The idea behind the Numerical Steepest Descent (NSD) method and PathFinder

PathFinder is designed to be used by non-experts, who do not understand how it works. But if you’d like a brief explanation of what’s going on underneath - here we briefly outline how PathFinder works.

Steepest descent methods

Recall that the integral we are interested in is

\[ I[f] = \int_a^b f(z) \mathrm{e}^{\mathrm{i}\omega g(z)} dz. \]
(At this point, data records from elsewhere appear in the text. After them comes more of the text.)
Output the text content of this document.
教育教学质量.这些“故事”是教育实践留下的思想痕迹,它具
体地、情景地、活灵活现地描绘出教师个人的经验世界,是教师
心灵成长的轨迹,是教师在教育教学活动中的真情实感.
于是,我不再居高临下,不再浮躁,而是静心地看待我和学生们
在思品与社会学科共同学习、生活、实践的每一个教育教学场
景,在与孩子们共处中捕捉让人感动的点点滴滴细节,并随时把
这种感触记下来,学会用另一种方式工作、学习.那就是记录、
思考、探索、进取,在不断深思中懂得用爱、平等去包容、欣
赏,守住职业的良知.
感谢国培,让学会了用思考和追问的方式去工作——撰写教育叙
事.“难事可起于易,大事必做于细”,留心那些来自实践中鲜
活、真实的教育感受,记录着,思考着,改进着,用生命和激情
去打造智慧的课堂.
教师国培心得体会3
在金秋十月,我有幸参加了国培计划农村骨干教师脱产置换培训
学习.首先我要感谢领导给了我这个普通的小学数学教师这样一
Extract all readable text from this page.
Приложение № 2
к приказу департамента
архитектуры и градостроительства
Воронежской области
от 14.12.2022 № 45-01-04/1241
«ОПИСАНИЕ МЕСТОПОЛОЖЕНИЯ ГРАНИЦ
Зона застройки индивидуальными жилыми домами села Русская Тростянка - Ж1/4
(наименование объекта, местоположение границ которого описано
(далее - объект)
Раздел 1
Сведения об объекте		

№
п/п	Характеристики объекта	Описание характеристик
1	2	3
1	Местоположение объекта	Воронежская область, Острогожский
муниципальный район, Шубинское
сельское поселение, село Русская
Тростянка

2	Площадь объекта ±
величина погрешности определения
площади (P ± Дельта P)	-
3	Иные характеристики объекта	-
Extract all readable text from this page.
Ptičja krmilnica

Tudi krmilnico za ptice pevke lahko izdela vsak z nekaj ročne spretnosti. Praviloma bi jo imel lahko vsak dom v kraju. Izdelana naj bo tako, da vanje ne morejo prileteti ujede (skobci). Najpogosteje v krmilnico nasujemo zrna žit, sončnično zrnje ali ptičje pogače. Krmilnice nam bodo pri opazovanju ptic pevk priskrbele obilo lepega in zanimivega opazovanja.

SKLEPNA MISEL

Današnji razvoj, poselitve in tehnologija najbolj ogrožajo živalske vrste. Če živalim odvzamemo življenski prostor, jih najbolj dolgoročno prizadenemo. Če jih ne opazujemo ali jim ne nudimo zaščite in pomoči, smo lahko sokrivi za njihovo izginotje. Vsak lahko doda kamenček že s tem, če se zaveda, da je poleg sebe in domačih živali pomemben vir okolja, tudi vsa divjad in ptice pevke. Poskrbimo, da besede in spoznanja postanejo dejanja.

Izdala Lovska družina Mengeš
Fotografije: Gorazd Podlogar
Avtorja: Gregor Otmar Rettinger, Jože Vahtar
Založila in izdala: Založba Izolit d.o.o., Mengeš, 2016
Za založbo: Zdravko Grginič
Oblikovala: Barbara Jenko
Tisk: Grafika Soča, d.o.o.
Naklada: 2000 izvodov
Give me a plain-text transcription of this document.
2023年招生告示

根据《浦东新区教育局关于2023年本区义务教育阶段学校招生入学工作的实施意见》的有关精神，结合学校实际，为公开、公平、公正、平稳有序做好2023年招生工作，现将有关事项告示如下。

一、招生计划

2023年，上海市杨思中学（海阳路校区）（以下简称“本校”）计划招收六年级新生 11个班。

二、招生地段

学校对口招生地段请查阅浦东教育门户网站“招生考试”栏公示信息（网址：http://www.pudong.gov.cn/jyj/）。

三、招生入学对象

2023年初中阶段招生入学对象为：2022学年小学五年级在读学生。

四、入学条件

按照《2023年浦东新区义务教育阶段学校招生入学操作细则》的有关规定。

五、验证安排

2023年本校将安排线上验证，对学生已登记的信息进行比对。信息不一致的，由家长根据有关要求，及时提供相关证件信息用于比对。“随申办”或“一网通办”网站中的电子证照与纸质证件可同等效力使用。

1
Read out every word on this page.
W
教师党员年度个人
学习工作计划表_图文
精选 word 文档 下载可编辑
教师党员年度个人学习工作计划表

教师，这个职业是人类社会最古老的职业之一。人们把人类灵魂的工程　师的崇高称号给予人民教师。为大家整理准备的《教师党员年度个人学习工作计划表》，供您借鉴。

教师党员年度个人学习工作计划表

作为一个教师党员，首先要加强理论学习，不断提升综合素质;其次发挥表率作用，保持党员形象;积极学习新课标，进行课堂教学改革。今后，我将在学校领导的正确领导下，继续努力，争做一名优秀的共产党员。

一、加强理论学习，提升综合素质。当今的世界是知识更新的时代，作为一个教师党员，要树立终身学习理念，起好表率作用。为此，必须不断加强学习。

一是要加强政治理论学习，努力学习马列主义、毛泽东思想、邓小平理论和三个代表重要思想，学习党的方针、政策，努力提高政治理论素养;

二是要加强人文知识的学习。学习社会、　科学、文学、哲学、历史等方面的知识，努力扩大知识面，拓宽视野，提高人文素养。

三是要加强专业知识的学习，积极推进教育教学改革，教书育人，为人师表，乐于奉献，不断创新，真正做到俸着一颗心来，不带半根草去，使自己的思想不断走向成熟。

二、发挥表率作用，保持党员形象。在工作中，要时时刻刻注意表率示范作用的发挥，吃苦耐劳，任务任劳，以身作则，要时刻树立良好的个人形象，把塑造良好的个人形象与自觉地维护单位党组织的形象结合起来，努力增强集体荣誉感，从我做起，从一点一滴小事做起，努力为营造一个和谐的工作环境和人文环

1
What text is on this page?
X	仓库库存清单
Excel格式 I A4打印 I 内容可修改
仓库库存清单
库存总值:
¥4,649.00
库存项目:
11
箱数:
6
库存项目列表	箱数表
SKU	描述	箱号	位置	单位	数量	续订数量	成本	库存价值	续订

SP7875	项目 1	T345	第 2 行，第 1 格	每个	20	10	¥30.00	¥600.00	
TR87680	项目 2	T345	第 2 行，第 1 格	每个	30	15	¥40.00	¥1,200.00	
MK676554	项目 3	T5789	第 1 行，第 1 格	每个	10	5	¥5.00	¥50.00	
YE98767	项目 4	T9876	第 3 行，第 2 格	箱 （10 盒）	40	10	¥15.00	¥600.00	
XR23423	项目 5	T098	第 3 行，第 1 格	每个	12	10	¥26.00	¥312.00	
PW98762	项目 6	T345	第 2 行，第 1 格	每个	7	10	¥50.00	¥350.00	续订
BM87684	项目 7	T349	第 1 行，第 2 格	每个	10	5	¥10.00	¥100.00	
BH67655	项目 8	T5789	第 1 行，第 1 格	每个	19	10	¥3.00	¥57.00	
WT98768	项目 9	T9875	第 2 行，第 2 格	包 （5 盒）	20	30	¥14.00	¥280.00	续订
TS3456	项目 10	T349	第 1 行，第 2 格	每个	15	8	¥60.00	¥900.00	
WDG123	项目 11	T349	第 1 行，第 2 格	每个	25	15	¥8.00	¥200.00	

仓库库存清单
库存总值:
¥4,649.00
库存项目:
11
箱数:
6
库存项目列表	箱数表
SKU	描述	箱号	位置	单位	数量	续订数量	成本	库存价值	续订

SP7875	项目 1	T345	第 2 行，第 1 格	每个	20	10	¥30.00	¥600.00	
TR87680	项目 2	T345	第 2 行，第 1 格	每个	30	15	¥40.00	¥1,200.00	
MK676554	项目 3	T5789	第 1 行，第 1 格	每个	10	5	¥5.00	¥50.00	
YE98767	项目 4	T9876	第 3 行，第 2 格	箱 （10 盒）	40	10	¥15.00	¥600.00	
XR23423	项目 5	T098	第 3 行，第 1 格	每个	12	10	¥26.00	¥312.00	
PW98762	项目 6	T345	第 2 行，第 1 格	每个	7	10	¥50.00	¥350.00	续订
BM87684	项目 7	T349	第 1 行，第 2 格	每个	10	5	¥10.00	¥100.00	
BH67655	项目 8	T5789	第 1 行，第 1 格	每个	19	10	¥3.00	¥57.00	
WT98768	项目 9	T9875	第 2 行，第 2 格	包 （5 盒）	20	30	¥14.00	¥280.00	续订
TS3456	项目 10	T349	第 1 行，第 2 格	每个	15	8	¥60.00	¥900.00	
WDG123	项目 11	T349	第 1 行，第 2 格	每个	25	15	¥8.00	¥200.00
Steepest descent contours are directed complex contours, along which \(\Re g\) is constant and \(\Im g\) is strictly increasing. This corresponds to zero oscillation and exponential decay of the integrand. Compared with oscillatory integrals, exponentially decaying integrals are much easier to evaluate numerically. The idea behind the Numerical Steepest Descent is to deform the original contour (from \(a\) to \(b\)) onto a series of steepest descent contours. Typically, these pass through stationary points of \(g\), that is \(\xi\) where \(g'(\xi)=0\). The value of \(I[f]\) will remain the same after this deformation, by Cauchy’s Theorem. In principle, one can then apply suitable numerical quadrature rules to evaluate the contributions from the steepest descent contours.

For a solid introduction to numerical steepest descent methods, we recommend Chapter five of [Deaño et al., 2018].

Practical considerations

In practice, determining the steepest descent deformation for a given phase function can be complicated, and standard numerical quadrature rules may be inaccurate when multiple coalescing stationary points are present. PathFinder solves both these difficulties, by automating the deformation process and enclosing stationary points in a “non-oscillatory region” in which the integrand undergoes at most a bounded number of oscillations, and in which we do not attempt to trace or integrate along steepest descent contours. Roughly speaking, the non-oscillatory region around each stationary point \(\xi\) consists of \(z\) such that

\[ \omega|g(z)-g(\xi)|=C_{\mathrm{ball}}; \]

where, roughly speaking, the parameter \(C_{\mathrm{ball}}\) corresponds to the number of oscillations inside the region.

Further algorithmic details

There are several steps to the PathFinder algorithm. A full explanation is given in the JCP paper [Gibbs et al., 2024]. But here is a brief overview of the key steps involved.

• Away from stationary points, PathFinder constructs steepest descent contours using an ODE solver combined with a Newton correction.

• Close to stationary points, where the integrand is non-oscillatory, PathFinder connects the endpoints of different steepest descent contours using straight line contours.

• The contours obtained are used to build a graph, the shortest path through which (connecting the endpoints \(a\) and \(b\)) is chosen via Dijkstra’s algorithm. This step uses the code [Aryo, 2024].

• Quadrature points are allocated along the contours in the shortest path (Gauss-Legendre for the straight-line contours near the stationary points and Gauss-Laguerre for the steepest descent contours).